Nesse contexto, a cura é buscada não apenas na eliminação dos sintomas mas num
movimento para restabelecer o relacionamento com o universo, um sentimento de que é
possível ter a integridade e saúde de volta tão logo sejam descartados os sentimentos e
emoções negativas como o medo, o ceticismo, a raiva e a frustração.

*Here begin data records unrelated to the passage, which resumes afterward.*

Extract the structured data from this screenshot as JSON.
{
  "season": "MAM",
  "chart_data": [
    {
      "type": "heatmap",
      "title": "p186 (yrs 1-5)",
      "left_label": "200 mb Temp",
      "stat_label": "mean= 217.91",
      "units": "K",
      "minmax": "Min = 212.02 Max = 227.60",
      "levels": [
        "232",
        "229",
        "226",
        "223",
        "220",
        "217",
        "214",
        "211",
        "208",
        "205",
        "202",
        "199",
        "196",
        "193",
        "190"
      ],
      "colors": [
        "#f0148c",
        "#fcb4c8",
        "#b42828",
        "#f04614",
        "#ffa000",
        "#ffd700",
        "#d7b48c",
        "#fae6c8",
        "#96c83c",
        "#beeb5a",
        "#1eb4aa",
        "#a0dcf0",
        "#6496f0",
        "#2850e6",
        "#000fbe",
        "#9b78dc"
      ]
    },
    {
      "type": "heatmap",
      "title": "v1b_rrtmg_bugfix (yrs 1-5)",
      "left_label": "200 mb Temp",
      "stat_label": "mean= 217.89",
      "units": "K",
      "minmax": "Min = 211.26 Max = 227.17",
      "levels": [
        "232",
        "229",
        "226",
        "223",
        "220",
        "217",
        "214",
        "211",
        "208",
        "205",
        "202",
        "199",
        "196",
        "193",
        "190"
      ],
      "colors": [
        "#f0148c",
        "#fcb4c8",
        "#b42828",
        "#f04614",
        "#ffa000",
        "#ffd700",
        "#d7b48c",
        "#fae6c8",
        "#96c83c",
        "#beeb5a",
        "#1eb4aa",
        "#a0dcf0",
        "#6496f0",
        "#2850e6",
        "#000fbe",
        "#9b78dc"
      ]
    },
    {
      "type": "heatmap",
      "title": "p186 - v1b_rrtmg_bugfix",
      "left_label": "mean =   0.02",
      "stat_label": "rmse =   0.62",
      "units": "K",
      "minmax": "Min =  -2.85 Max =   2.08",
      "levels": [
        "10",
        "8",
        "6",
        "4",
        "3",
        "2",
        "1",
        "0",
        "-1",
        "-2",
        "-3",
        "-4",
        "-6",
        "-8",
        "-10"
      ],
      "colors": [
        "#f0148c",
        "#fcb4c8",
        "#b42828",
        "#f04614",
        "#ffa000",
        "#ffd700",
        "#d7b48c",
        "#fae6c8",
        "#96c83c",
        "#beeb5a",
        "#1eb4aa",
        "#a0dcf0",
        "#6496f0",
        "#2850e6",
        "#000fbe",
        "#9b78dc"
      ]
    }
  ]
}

Nessa abordagem, o corpo e a mente não são separados, e os males psicossomáticos são da
alçada de todos os profissionais de saúde e não apenas dos psiquiatras. A doença mental
passa a ser vista como uma falha na avaliação e na integração da experiência e os sintomas
refletem tão somente a tentativa do organismo de curar-se e atingir um novo nível de
integração. Por isso não devem ser suprimidos mas trabalhados, para que o novo nível seja
atingido.
A saúde holística não é uma especialidade, nem uma disciplina que, por uma reforma
curricular, passe a ser ensinada na escola médica. Ela é uma perspectiva, uma forma de
abordar a realidade na busca de superar o dualismo, a fragmentação e o mecanicismo
newtoniano-cartesiano. Implica em uma revisão da nossa própria maneira de encarar e de
viver no mundo, tanto como terapeutas como quanto pacientes. Propõe uma nova forma de
perceber e tratar a tensão, de aceitar a responsabilidade pelas nossas ações e permitir que
os outros assumam as suas. Valoriza a noção de um objetivo, de um projeto de vida e
busca relacionamentos humanos mais satisfatórios e mais criativos.